Maintaining her focus on the body’s central role in home-making, Jacobson contends that spaces not immediately experienced as “homely” can be made more comforting through technological mediation, enabling us to “establish a new – even if temporary – place for ourselves, a home away from home” (Jacobson 2009: 369). By embedding familiar objects and media into the fabric of an unfamiliar space, individuals can increase their sense of security and belonging:


A person with a developed habit of reading, for instance, may carry a book with her if she anticipates needing to sit alone at a restaurant or fill time waiting for someone [… so as] to find a way of settling herself into a surrounding that does not belong to her.

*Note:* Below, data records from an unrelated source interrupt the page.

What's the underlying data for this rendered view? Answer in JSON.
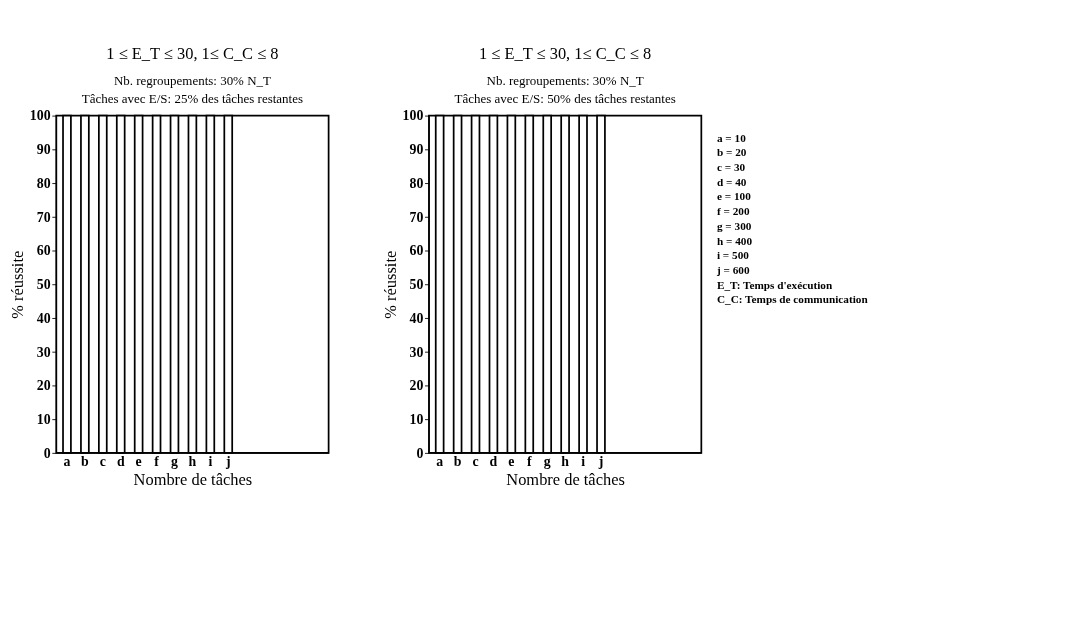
{
  "chart_data": [
    {
      "type": "bar",
      "title": "1 ≤ E_T ≤ 30, 1≤ C_C ≤ 8",
      "subtitle": "Nb. regroupements: 30% N_T\nTâches avec E/S: 25% des tâches restantes",
      "xlabel": "Nombre de tâches",
      "ylabel": "% réussite",
      "categories": [
        "a",
        "b",
        "c",
        "d",
        "e",
        "f",
        "g",
        "h",
        "i",
        "j",
        null,
        null,
        null,
        null,
        null
      ],
      "values": [
        100,
        100,
        100,
        100,
        100,
        100,
        100,
        100,
        100,
        100,
        null,
        null,
        null,
        null,
        null
      ],
      "color": "#ffffff",
      "ylim": [
        0,
        100
      ],
      "yticks": [
        0,
        10,
        20,
        30,
        40,
        50,
        60,
        70,
        80,
        90,
        100
      ],
      "grid": false
    },
    {
      "type": "bar",
      "title": "1 ≤ E_T ≤ 30, 1≤ C_C ≤ 8",
      "subtitle": "Nb. regroupements: 30% N_T\nTâches avec E/S: 50% des tâches restantes",
      "xlabel": "Nombre de tâches",
      "ylabel": "% réussite",
      "categories": [
        "a",
        "b",
        "c",
        "d",
        "e",
        "f",
        "g",
        "h",
        "i",
        "j",
        null,
        null,
        null,
        null,
        null
      ],
      "values": [
        100,
        100,
        100,
        100,
        100,
        100,
        100,
        100,
        100,
        100,
        null,
        null,
        null,
        null,
        null
      ],
      "color": "#ffffff",
      "ylim": [
        0,
        100
      ],
      "yticks": [
        0,
        10,
        20,
        30,
        40,
        50,
        60,
        70,
        80,
        90,
        100
      ],
      "grid": false,
      "annotations": [
        "a = 10",
        "b = 20",
        "c = 30",
        "d = 40",
        "e = 100",
        "f = 200",
        "g = 300",
        "h = 400",
        "i = 500",
        "j = 600",
        "E_T: Temps d'exécution",
        "C_C: Temps de communication"
      ]
    }
  ]
}
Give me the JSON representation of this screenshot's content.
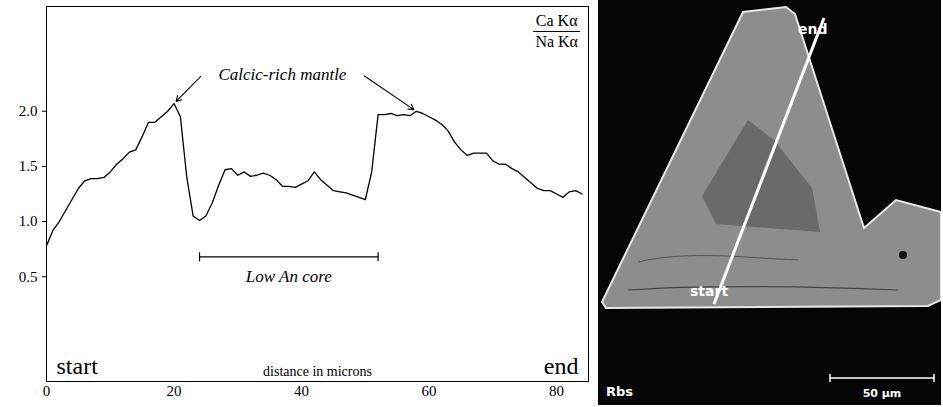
{
  "chart_data": {
    "type": "line",
    "x": [
      0,
      1,
      2,
      3,
      4,
      5,
      6,
      7,
      8,
      9,
      10,
      11,
      12,
      13,
      14,
      15,
      16,
      17,
      18,
      19,
      20,
      21,
      22,
      23,
      24,
      25,
      26,
      27,
      28,
      29,
      30,
      31,
      32,
      33,
      34,
      35,
      36,
      37,
      38,
      39,
      40,
      41,
      42,
      43,
      44,
      45,
      46,
      47,
      48,
      49,
      50,
      51,
      52,
      53,
      54,
      55,
      56,
      57,
      58,
      59,
      60,
      61,
      62,
      63,
      64,
      65,
      66,
      67,
      68,
      69,
      70,
      71,
      72,
      73,
      74,
      75,
      76,
      77,
      78,
      79,
      80,
      81,
      82,
      83,
      84
    ],
    "values": [
      0.78,
      0.92,
      1.0,
      1.1,
      1.2,
      1.3,
      1.37,
      1.39,
      1.39,
      1.4,
      1.45,
      1.52,
      1.57,
      1.63,
      1.65,
      1.77,
      1.9,
      1.9,
      1.95,
      2.0,
      2.07,
      1.95,
      1.4,
      1.05,
      1.01,
      1.05,
      1.17,
      1.33,
      1.47,
      1.48,
      1.42,
      1.45,
      1.41,
      1.42,
      1.44,
      1.42,
      1.38,
      1.32,
      1.32,
      1.31,
      1.34,
      1.37,
      1.45,
      1.38,
      1.33,
      1.28,
      1.27,
      1.26,
      1.24,
      1.22,
      1.2,
      1.45,
      1.97,
      1.97,
      1.98,
      1.96,
      1.97,
      1.96,
      2.0,
      1.98,
      1.95,
      1.92,
      1.88,
      1.82,
      1.72,
      1.65,
      1.6,
      1.62,
      1.62,
      1.62,
      1.55,
      1.52,
      1.52,
      1.48,
      1.45,
      1.4,
      1.35,
      1.3,
      1.28,
      1.28,
      1.25,
      1.22,
      1.27,
      1.28,
      1.25
    ],
    "color": "#000000",
    "xlim": [
      0,
      85
    ],
    "xticks": [
      0,
      20,
      40,
      60,
      80
    ],
    "ylim": [
      -0.45,
      2.95
    ],
    "yticks": [
      0.5,
      {
        "value": 1,
        "label": "1.0"
      },
      1.5,
      {
        "value": 2,
        "label": "2.0"
      }
    ],
    "xlabel": "distance in microns",
    "ylabel": {
      "numerator": "Ca Kα",
      "denominator": "Na Kα"
    },
    "x_end_labels": [
      "start",
      "end"
    ],
    "annotations": [
      {
        "text": "Calcic-rich mantle",
        "x": 37,
        "y": 2.33
      },
      {
        "text": "Low An core",
        "x_range": [
          24,
          52
        ],
        "y": 0.68
      }
    ],
    "grid": false
  },
  "image": {
    "detector": "Rbs",
    "traverse_labels": [
      "start",
      "end"
    ],
    "scale_bar": "50 µm"
  }
}
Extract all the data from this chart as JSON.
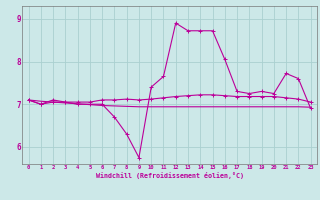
{
  "xlabel": "Windchill (Refroidissement éolien,°C)",
  "background_color": "#cce8e8",
  "grid_color": "#aad0d0",
  "line_color": "#bb0099",
  "x_hours": [
    0,
    1,
    2,
    3,
    4,
    5,
    6,
    7,
    8,
    9,
    10,
    11,
    12,
    13,
    14,
    15,
    16,
    17,
    18,
    19,
    20,
    21,
    22,
    23
  ],
  "windchill": [
    7.1,
    7.0,
    7.1,
    7.05,
    7.0,
    7.0,
    7.0,
    6.7,
    6.3,
    5.75,
    7.4,
    7.65,
    8.9,
    8.72,
    8.72,
    8.72,
    8.05,
    7.3,
    7.25,
    7.3,
    7.25,
    7.72,
    7.6,
    6.9
  ],
  "temp": [
    7.1,
    7.0,
    7.05,
    7.05,
    7.05,
    7.05,
    7.1,
    7.1,
    7.12,
    7.1,
    7.12,
    7.15,
    7.18,
    7.2,
    7.22,
    7.22,
    7.2,
    7.18,
    7.18,
    7.18,
    7.18,
    7.15,
    7.12,
    7.05
  ],
  "trend": [
    7.1,
    7.07,
    7.05,
    7.03,
    7.01,
    6.99,
    6.97,
    6.96,
    6.95,
    6.94,
    6.94,
    6.94,
    6.94,
    6.94,
    6.94,
    6.94,
    6.94,
    6.94,
    6.94,
    6.94,
    6.94,
    6.94,
    6.94,
    6.93
  ],
  "ylim": [
    5.6,
    9.3
  ],
  "yticks": [
    6,
    7,
    8,
    9
  ],
  "xticks": [
    0,
    1,
    2,
    3,
    4,
    5,
    6,
    7,
    8,
    9,
    10,
    11,
    12,
    13,
    14,
    15,
    16,
    17,
    18,
    19,
    20,
    21,
    22,
    23
  ]
}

The person has carried her home, so to speak, with her. (Jacobson 2009: 369; original emphasis)


Here, it is not the body alone that produces the individual’s sense of being-at-home but the relational nexus that is formed between the individual’s body and a familiar technology. The book functions as a medium through which an individual may “carry” their home – or, as I would prefer to frame it, aspects of the homely – alongside them as they traverse the “alienworld.” Like the furniture that decorates a traditional home-space, one may take objects into the alienworld as a means of “refurnishing” one’s own sense of personal space. Such everyday technologies can serve to mediate experiences of embodied space, enabling individuals to carve out pockets of refuge in unfamiliar zones.

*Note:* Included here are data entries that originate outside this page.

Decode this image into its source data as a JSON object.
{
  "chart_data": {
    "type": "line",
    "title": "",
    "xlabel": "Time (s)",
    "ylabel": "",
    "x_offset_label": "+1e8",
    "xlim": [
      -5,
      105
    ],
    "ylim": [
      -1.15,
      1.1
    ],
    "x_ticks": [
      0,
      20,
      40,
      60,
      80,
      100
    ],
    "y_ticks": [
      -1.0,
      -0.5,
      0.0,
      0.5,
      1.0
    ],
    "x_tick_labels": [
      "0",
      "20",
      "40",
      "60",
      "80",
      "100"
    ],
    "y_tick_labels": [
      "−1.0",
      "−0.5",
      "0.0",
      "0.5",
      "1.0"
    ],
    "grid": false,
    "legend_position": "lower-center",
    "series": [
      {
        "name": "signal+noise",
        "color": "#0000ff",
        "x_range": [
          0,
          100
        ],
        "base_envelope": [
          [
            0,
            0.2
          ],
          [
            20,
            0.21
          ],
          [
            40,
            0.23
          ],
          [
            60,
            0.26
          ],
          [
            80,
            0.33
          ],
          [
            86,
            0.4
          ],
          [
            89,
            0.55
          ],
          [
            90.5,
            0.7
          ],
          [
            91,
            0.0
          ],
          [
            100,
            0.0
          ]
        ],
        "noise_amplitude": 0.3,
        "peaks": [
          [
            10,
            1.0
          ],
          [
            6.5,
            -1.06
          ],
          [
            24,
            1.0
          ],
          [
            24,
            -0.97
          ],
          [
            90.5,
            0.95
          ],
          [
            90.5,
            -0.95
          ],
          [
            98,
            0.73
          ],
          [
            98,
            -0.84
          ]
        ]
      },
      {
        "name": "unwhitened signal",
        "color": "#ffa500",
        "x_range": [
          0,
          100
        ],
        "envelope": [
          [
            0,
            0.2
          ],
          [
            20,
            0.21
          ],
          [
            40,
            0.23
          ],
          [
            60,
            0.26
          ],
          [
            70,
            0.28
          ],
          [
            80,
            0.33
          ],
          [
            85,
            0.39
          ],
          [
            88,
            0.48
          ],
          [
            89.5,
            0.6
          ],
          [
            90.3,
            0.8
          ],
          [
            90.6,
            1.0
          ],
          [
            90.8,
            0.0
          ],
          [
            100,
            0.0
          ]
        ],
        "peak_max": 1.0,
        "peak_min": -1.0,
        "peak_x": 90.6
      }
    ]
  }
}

Emerging throughout the phenomenological arguments considered above is a series of theoretical postulations that can be synthesized into an idealized, yet cogent and tangible, model of “homeliness”:


  1. A space may only become homely through intimate, embodied, and affective practice. As such, the home may be understood as an extension or an envelopment of the body. 
  2. While the body should not be considered a home in and of itself, embodied space can be made more homely through technological mediation, understood here as the use of technologies to configure the felt familiarity and lived experience of one’s immediate environment. 
  3. What constitutes homeliness for any individual should be understood as a complex constellation of previous experiences, be they of physical homes, of broader, non-situated feelings of “warmth,” safety, and comfort, and/or of culturally mediated ideals of the homely.
  4. To become homely, a space must have meaningful, lived boundaries, which may be temporary or more permanent, static or mobile, and through which the lifeworlds of “inside” familiarity and “outside” alienness are co-generated.
  5. Within said boundaries, a space must be “furnished” with materials – physical or otherwise – whose perceived meanings encompass the affective dimensions of comfort, security, and “warmth.” 

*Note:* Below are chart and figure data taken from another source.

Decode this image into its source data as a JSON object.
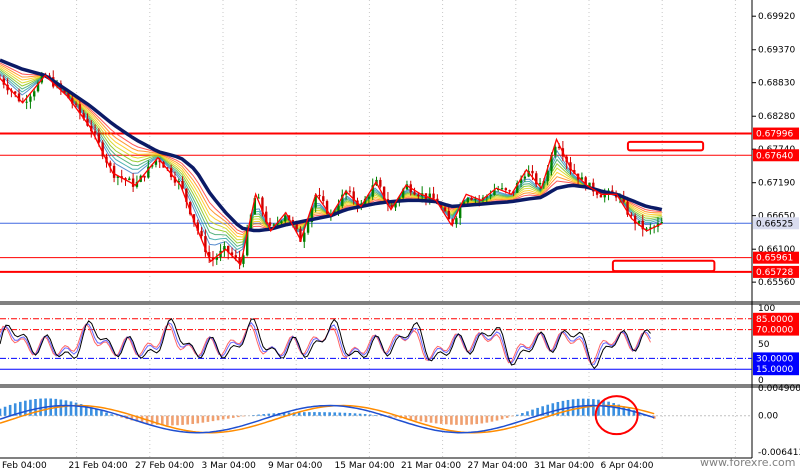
{
  "chart_data": [
    {
      "type": "candlestick",
      "panel": "price",
      "ylim": [
        0.653,
        0.7012
      ],
      "price_ticks": [
        "0.69920",
        "0.69370",
        "0.68830",
        "0.68280",
        "0.67740",
        "0.67190",
        "0.66650",
        "0.66100",
        "0.65560"
      ],
      "horizontal_levels": [
        {
          "label": "0.67996",
          "value": 0.67996,
          "color": "#ff0000",
          "thick": true
        },
        {
          "label": "0.67640",
          "value": 0.6764,
          "color": "#ff0000",
          "thick": false
        },
        {
          "label": "0.65961",
          "value": 0.65961,
          "color": "#ff0000",
          "thick": false
        },
        {
          "label": "0.65728",
          "value": 0.65728,
          "color": "#ff0000",
          "thick": true
        }
      ],
      "current_price": {
        "label": "0.66525",
        "value": 0.66525,
        "color": "#4169e1"
      },
      "zones": [
        {
          "y_from": 0.6772,
          "y_to": 0.6786,
          "x_from": 0.835,
          "x_to": 0.935,
          "color": "#ff0000"
        },
        {
          "y_from": 0.6574,
          "y_to": 0.6591,
          "x_from": 0.815,
          "x_to": 0.95,
          "color": "#ff0000"
        }
      ],
      "price_path_x": [
        0,
        0.03,
        0.06,
        0.09,
        0.12,
        0.15,
        0.18,
        0.21,
        0.24,
        0.26,
        0.28,
        0.3,
        0.32,
        0.34,
        0.36,
        0.38,
        0.4,
        0.42,
        0.44,
        0.46,
        0.48,
        0.5,
        0.52,
        0.54,
        0.56,
        0.58,
        0.6,
        0.62,
        0.64,
        0.66,
        0.68,
        0.7,
        0.72,
        0.74,
        0.76,
        0.78,
        0.8,
        0.82,
        0.84,
        0.86,
        0.88
      ],
      "price_path_y": [
        0.689,
        0.685,
        0.6895,
        0.686,
        0.681,
        0.6735,
        0.6715,
        0.676,
        0.6715,
        0.665,
        0.659,
        0.661,
        0.6585,
        0.67,
        0.664,
        0.667,
        0.6625,
        0.67,
        0.6665,
        0.6705,
        0.668,
        0.672,
        0.6675,
        0.6715,
        0.67,
        0.669,
        0.665,
        0.67,
        0.669,
        0.671,
        0.67,
        0.674,
        0.671,
        0.679,
        0.674,
        0.6715,
        0.67,
        0.67,
        0.666,
        0.664,
        0.6652
      ],
      "ma_path_y": [
        0.692,
        0.6905,
        0.6895,
        0.687,
        0.6845,
        0.6815,
        0.679,
        0.677,
        0.676,
        0.674,
        0.67,
        0.667,
        0.6645,
        0.664,
        0.6643,
        0.665,
        0.6655,
        0.666,
        0.6665,
        0.6675,
        0.668,
        0.6685,
        0.6688,
        0.669,
        0.669,
        0.6688,
        0.668,
        0.6682,
        0.6684,
        0.6686,
        0.6688,
        0.6692,
        0.6695,
        0.671,
        0.6715,
        0.6712,
        0.6705,
        0.67,
        0.669,
        0.668,
        0.6675
      ]
    },
    {
      "type": "line",
      "panel": "oscillator",
      "ylim": [
        0,
        100
      ],
      "y_ticks": [
        "100",
        "50",
        "0"
      ],
      "levels": [
        {
          "label": "85.0000",
          "value": 85,
          "color": "#ff0000",
          "style": "dashdot"
        },
        {
          "label": "70.0000",
          "value": 70,
          "color": "#ff0000",
          "style": "dashdot"
        },
        {
          "label": "30.0000",
          "value": 30,
          "color": "#0000ff",
          "style": "dashdot"
        },
        {
          "label": "15.0000",
          "value": 15,
          "color": "#0000ff",
          "style": "solid"
        }
      ]
    },
    {
      "type": "histogram",
      "panel": "macd",
      "ylim": [
        -0.006413,
        0.0049007
      ],
      "y_ticks": [
        "0.0049007",
        "0.00",
        "-0.006413"
      ],
      "annotation": "circle"
    }
  ],
  "time_axis": {
    "labels": [
      "Feb 04:00",
      "21 Feb 04:00",
      "27 Feb 04:00",
      "3 Mar 04:00",
      "9 Mar 04:00",
      "15 Mar 04:00",
      "21 Mar 04:00",
      "27 Mar 04:00",
      "31 Mar 04:00",
      "6 Apr 04:00"
    ]
  },
  "watermark": "www.forexre.com",
  "colors": {
    "bull_candle": "#008000",
    "bear_candle": "#d00000",
    "ma_main": "#0b1a66",
    "zigzag": "#ff0000",
    "histogram_pos": "#3a8fe0",
    "histogram_neg": "#f0a070",
    "signal_blue": "#1f4fd0",
    "signal_orange": "#ff8c00"
  }
}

I now wish to adopt these theoretical predicates as a substrate from which to investigate whether headphones may be said to mediate listeners’ experiences of felt homeliness. In what follows, through direct engagement with first-person accounts of headphone listening, I analyze the relationship between headphones’ sonic-spatial affordances and listeners’ reported feelings of protection, safety, and comfort. First, I nuance and develop the headphone bubble model through a close examination of listeners’ experiences of the spatial dimensionality and boundedness of headphone use, considering such experiences in tandem with individuals’ descriptions of certain “homely” characteristics of headphone listening.